Face à cette perception de soi plus que perturbée, l’adolescent.e peut éprouver une sensation de vide, de solitude et d’angoisse profonde. Incapable de se mettre en action, iel peut se sentir indigne et la vie peut sembler ne plus avoir aucune valeur sans cette personne qu’iel a perdue (Birraux, 2014; Comblez, 2014). Ce chagrin qui semble sans fin est fréquemment associé aux attentes élevées qu’entretiennent les adolescent.e.s à l’égard de leurs relations (Comblez, 2014). « Si l’euphorie domine, quand la relation s’établit, le désenchantement est énorme, lorsqu’il s’agit de se séparer » (Comblez, 2014, p. 48).
Pour certain.e.s, la rupture peut être associée à des conséquences positives, comme une croissance personnelle (Bravo et al., 2017). Cependant, la perte amoureuse peut aussi mener à des problèmes de santé mentale, tels que l’anxiété, la dépression, de l’automutilation et des idéations suicidaires, et ce, surtout chez les individu.e.s qui sont plus vulnérables aux séparations (Bravo et al., 2017; Claes et Lannegrand-Willems, 2014; Comblez, 2014; Minerva, 2015; Mirsu-Paun et Oliver, 2017; Shulman et al., 2017). Comme énoncé précédemment, la dévalorisation du « moi » entraîne une faible estime de soi, qui, dans les faits, représente un des facteurs connus de la dépression majeure (Hsu et al., 2017). D’ailleurs, les symptômes de dépression déclenchés par la rupture amoureuse peuvent durer de quelques jours à quelques mois. Naturellement, lorsque nous sommes en période de deuil, comme dans le cas d’une rupture amoureuse, il est normal d’avoir des symptômes associés à la dépression, qui s’atténuent au fil du temps. Toutefois, lorsque ces symptômes persistent, il pourrait s’agir de dépression clinique (Najib et al., 2004) et c’est à ce moment-là qu’il est crucial d’aller chercher de l’aide professionnelle.

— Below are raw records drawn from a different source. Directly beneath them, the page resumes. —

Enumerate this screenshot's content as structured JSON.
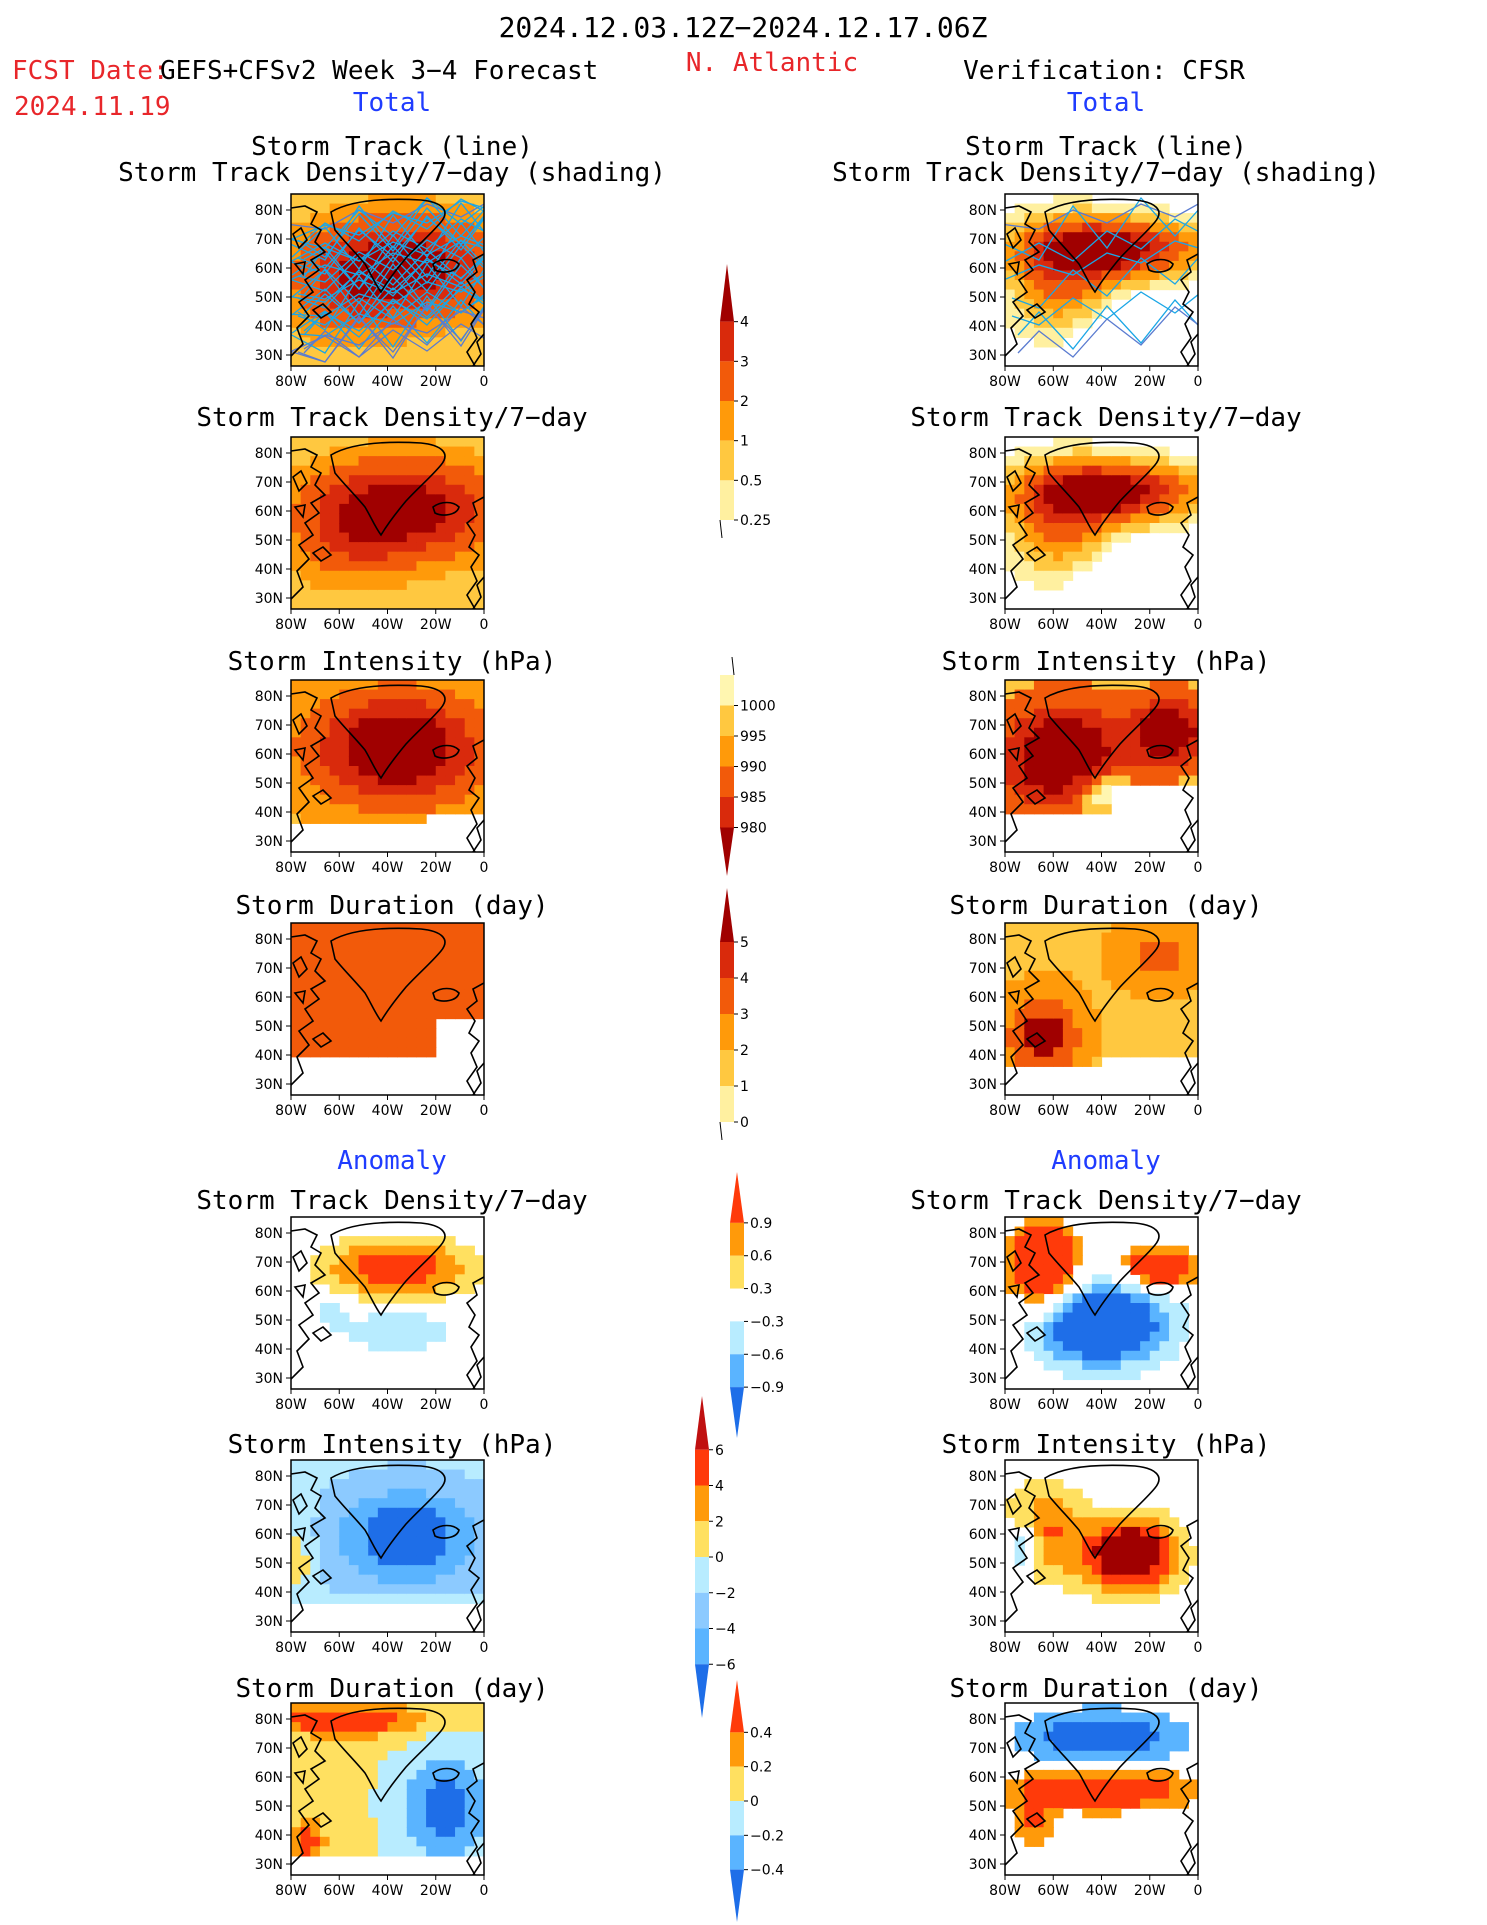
{
  "header": {
    "period": "2024.12.03.12Z−2024.12.17.06Z",
    "fcst_date_label": "FCST Date:",
    "model": "GEFS+CFSv2 Week 3−4 Forecast",
    "fcst_date": "2024.11.19",
    "region": "N. Atlantic",
    "verification": "Verification: CFSR",
    "total_left": "Total",
    "total_right": "Total",
    "anomaly_left": "Anomaly",
    "anomaly_right": "Anomaly"
  },
  "axes": {
    "lat_labels": [
      "80N",
      "70N",
      "60N",
      "50N",
      "40N",
      "30N"
    ],
    "lon_labels": [
      "80W",
      "60W",
      "40W",
      "20W",
      "0"
    ]
  },
  "panels": {
    "r0": {
      "title1": "Storm Track (line)",
      "title2": "Storm Track Density/7−day (shading)"
    },
    "r1": {
      "title1": "Storm Track Density/7−day"
    },
    "r2": {
      "title1": "Storm Intensity (hPa)"
    },
    "r3": {
      "title1": "Storm Duration (day)"
    },
    "r4": {
      "title1": "Storm Track Density/7−day"
    },
    "r5": {
      "title1": "Storm Intensity (hPa)"
    },
    "r6": {
      "title1": "Storm Duration (day)"
    }
  },
  "colorbars": {
    "density": {
      "labels": [
        "4",
        "3",
        "2",
        "1",
        "0.5",
        "0.25"
      ],
      "colors": [
        "#a00000",
        "#d92a0c",
        "#f25a0a",
        "#ff9a0a",
        "#ffc840",
        "#fff0a0"
      ]
    },
    "intensity": {
      "labels": [
        "1000",
        "995",
        "990",
        "985",
        "980"
      ],
      "colors": [
        "#fff6b0",
        "#ffc840",
        "#ff9a0a",
        "#f25a0a",
        "#d92a0c",
        "#a00000"
      ]
    },
    "duration": {
      "labels": [
        "5",
        "4",
        "3",
        "2",
        "1",
        "0"
      ],
      "colors": [
        "#a00000",
        "#d92a0c",
        "#f25a0a",
        "#ff9a0a",
        "#ffc840",
        "#fff0a0"
      ]
    },
    "density_anom": {
      "labels": [
        "0.9",
        "0.6",
        "0.3",
        "−0.3",
        "−0.6",
        "−0.9"
      ],
      "colors": [
        "#ff3a0a",
        "#ff9a0a",
        "#ffe060",
        "#ffffff",
        "#b8ecff",
        "#5ab4ff",
        "#1e6ee8"
      ]
    },
    "intensity_anom": {
      "labels": [
        "6",
        "4",
        "2",
        "0",
        "−2",
        "−4",
        "−6"
      ],
      "colors": [
        "#c01010",
        "#ff3a0a",
        "#ff9a0a",
        "#ffe060",
        "#b8ecff",
        "#8ccaff",
        "#5ab4ff",
        "#1e6ee8"
      ]
    },
    "duration_anom": {
      "labels": [
        "0.4",
        "0.2",
        "0",
        "−0.2",
        "−0.4"
      ],
      "colors": [
        "#ff3a0a",
        "#ff9a0a",
        "#ffe060",
        "#b8ecff",
        "#5ab4ff",
        "#1e6ee8"
      ]
    }
  }
}
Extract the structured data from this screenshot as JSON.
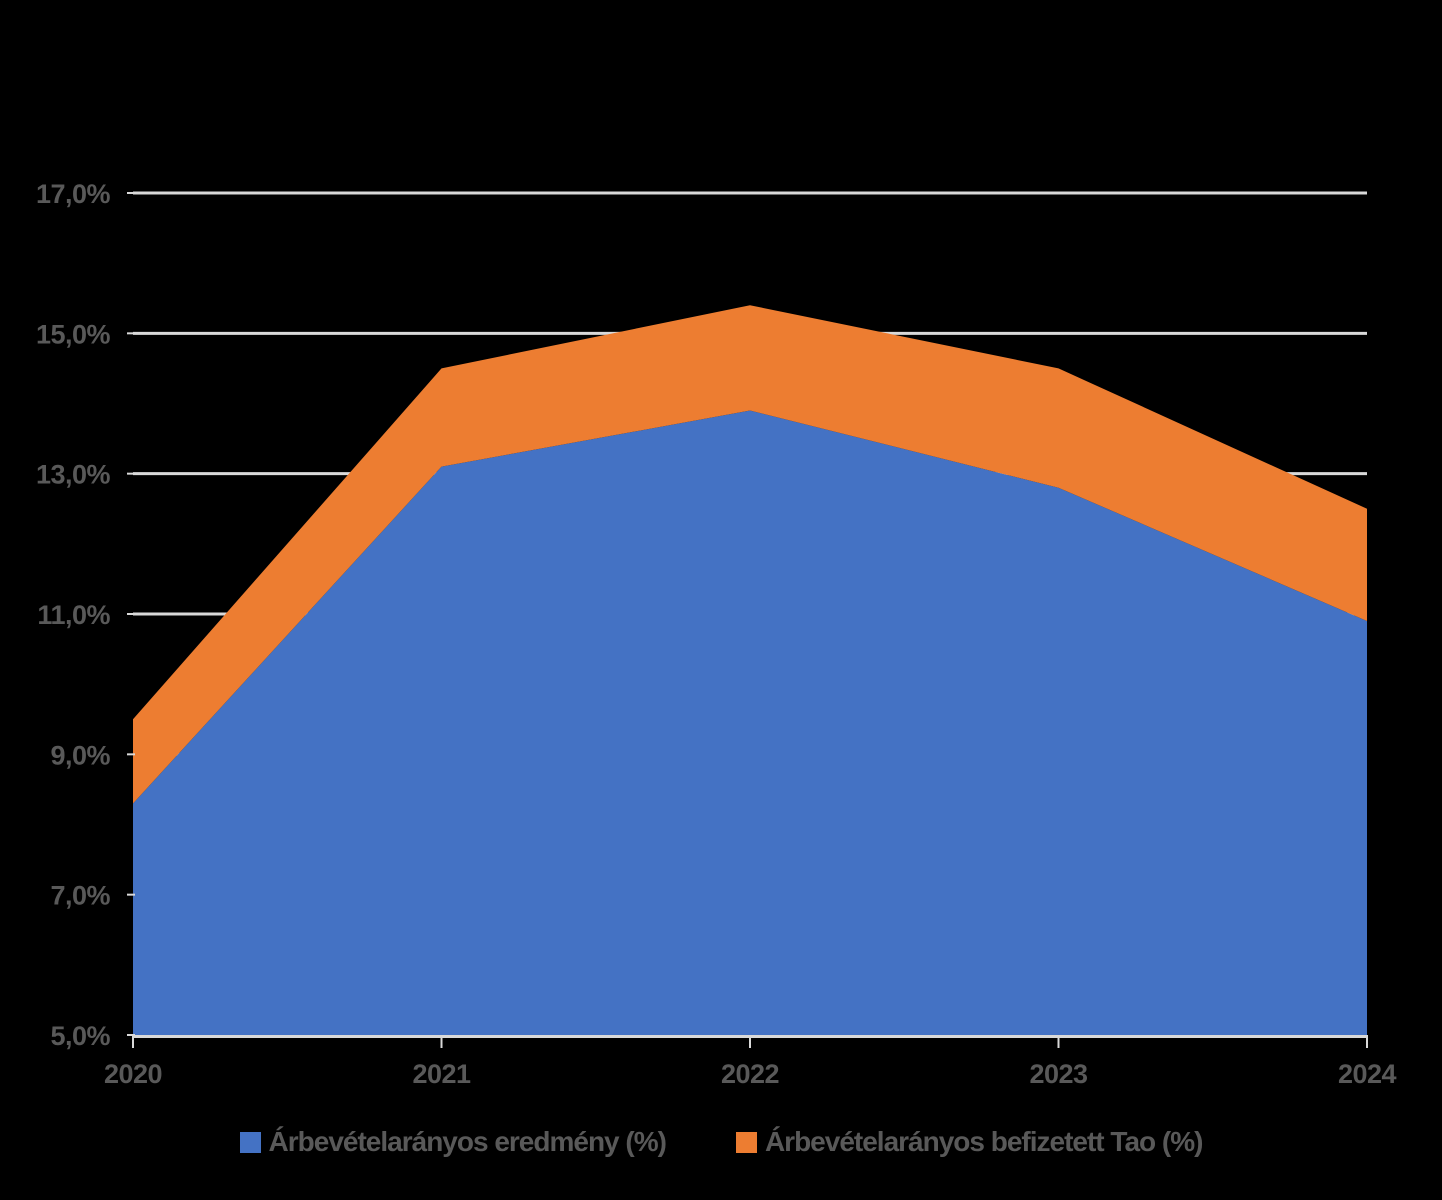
{
  "chart_data": {
    "type": "area",
    "stacked": true,
    "categories": [
      "2020",
      "2021",
      "2022",
      "2023",
      "2024"
    ],
    "series": [
      {
        "name": "Árbevételarányos eredmény (%)",
        "values": [
          8.3,
          13.1,
          13.9,
          12.8,
          10.9
        ],
        "color": "#4472C4"
      },
      {
        "name": "Árbevételarányos befizetett Tao (%)",
        "values": [
          1.2,
          1.4,
          1.5,
          1.7,
          1.6
        ],
        "color": "#ED7D31"
      }
    ],
    "stacked_totals": [
      9.5,
      14.5,
      15.4,
      14.5,
      12.5
    ],
    "xlabel": "",
    "ylabel": "",
    "y_axis": {
      "min": 5,
      "max": 17,
      "tick_step": 2,
      "tick_labels": [
        "5,0%",
        "7,0%",
        "9,0%",
        "11,0%",
        "13,0%",
        "15,0%",
        "17,0%"
      ]
    },
    "grid": true,
    "legend_position": "bottom"
  },
  "colors": {
    "background": "#000000",
    "gridline": "#D9D9D9",
    "axis_line": "#D9D9D9",
    "axis_text": "#595959"
  }
}
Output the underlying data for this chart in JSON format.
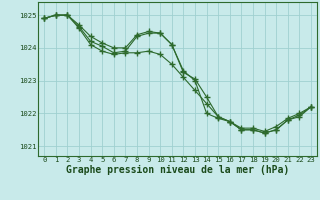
{
  "hours": [
    0,
    1,
    2,
    3,
    4,
    5,
    6,
    7,
    8,
    9,
    10,
    11,
    12,
    13,
    14,
    15,
    16,
    17,
    18,
    19,
    20,
    21,
    22,
    23
  ],
  "series": [
    [
      1024.9,
      1025.0,
      1025.0,
      1024.65,
      1024.2,
      1024.05,
      1023.85,
      1023.9,
      1024.35,
      1024.45,
      1024.45,
      1024.1,
      1023.25,
      1023.05,
      1022.5,
      1021.9,
      1021.75,
      1021.55,
      1021.55,
      1021.45,
      1021.6,
      1021.85,
      1022.0,
      1022.2
    ],
    [
      1024.9,
      1025.0,
      1025.0,
      1024.7,
      1024.35,
      1024.15,
      1024.0,
      1024.0,
      1024.4,
      1024.5,
      1024.45,
      1024.1,
      1023.3,
      1023.0,
      1022.0,
      1021.85,
      1021.75,
      1021.5,
      1021.5,
      1021.4,
      1021.5,
      1021.8,
      1021.9,
      1022.2
    ],
    [
      1024.9,
      1025.0,
      1025.0,
      1024.6,
      1024.1,
      1023.9,
      1023.8,
      1023.85,
      1023.85,
      1023.9,
      1023.8,
      1023.5,
      1023.1,
      1022.7,
      1022.3,
      1021.9,
      1021.75,
      1021.5,
      1021.5,
      1021.4,
      1021.5,
      1021.8,
      1021.95,
      1022.2
    ]
  ],
  "line_color": "#2d6a2d",
  "marker": "+",
  "marker_size": 4.0,
  "marker_linewidth": 1.0,
  "background_color": "#c8eaea",
  "grid_color": "#a0d0d0",
  "text_color": "#1a4a1a",
  "ylim": [
    1020.7,
    1025.4
  ],
  "yticks": [
    1021,
    1022,
    1023,
    1024,
    1025
  ],
  "xticks": [
    0,
    1,
    2,
    3,
    4,
    5,
    6,
    7,
    8,
    9,
    10,
    11,
    12,
    13,
    14,
    15,
    16,
    17,
    18,
    19,
    20,
    21,
    22,
    23
  ],
  "bottom_label": "Graphe pression niveau de la mer (hPa)",
  "label_fontsize": 7.0,
  "tick_fontsize": 5.2,
  "linewidth": 0.8
}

Bien que les relations amoureuses à l’adolescence soient pour la plupart de courte durée, allant de quelques mois à un an (Conolly et McIsaac, 2009), leurs effets sur les adolescent.e.s, et parfois même sur la santé mentale, sont indéniables (Claes et Lannegrand-Willems, 2014; Comblez, 2014; Mirsu-Paun et Oliver, 2017; Shulman et al., 2017). Il importe donc que les services professionnels soient adaptés aux besoins développementaux, cognitifs et émotionnels des adolescent.e.s et que les clinicien.ne.s ne négligent pas l’impact que peuvent avoir les relations amoureuses dans leur quotidien, même celles qui peuvent sembler transitoires et non-significatives (Mirsu-Paun et Oliver, 2017).
Aujourd’hui, avec l’omniprésence des réseaux sociaux qui se répercute sur l’image de soi et la santé mentale (Claes et Lannegrand-Willems, 2014), il est encore plus considérable d’aider et de guider nos adolescent.e.s dans leur délicate transition.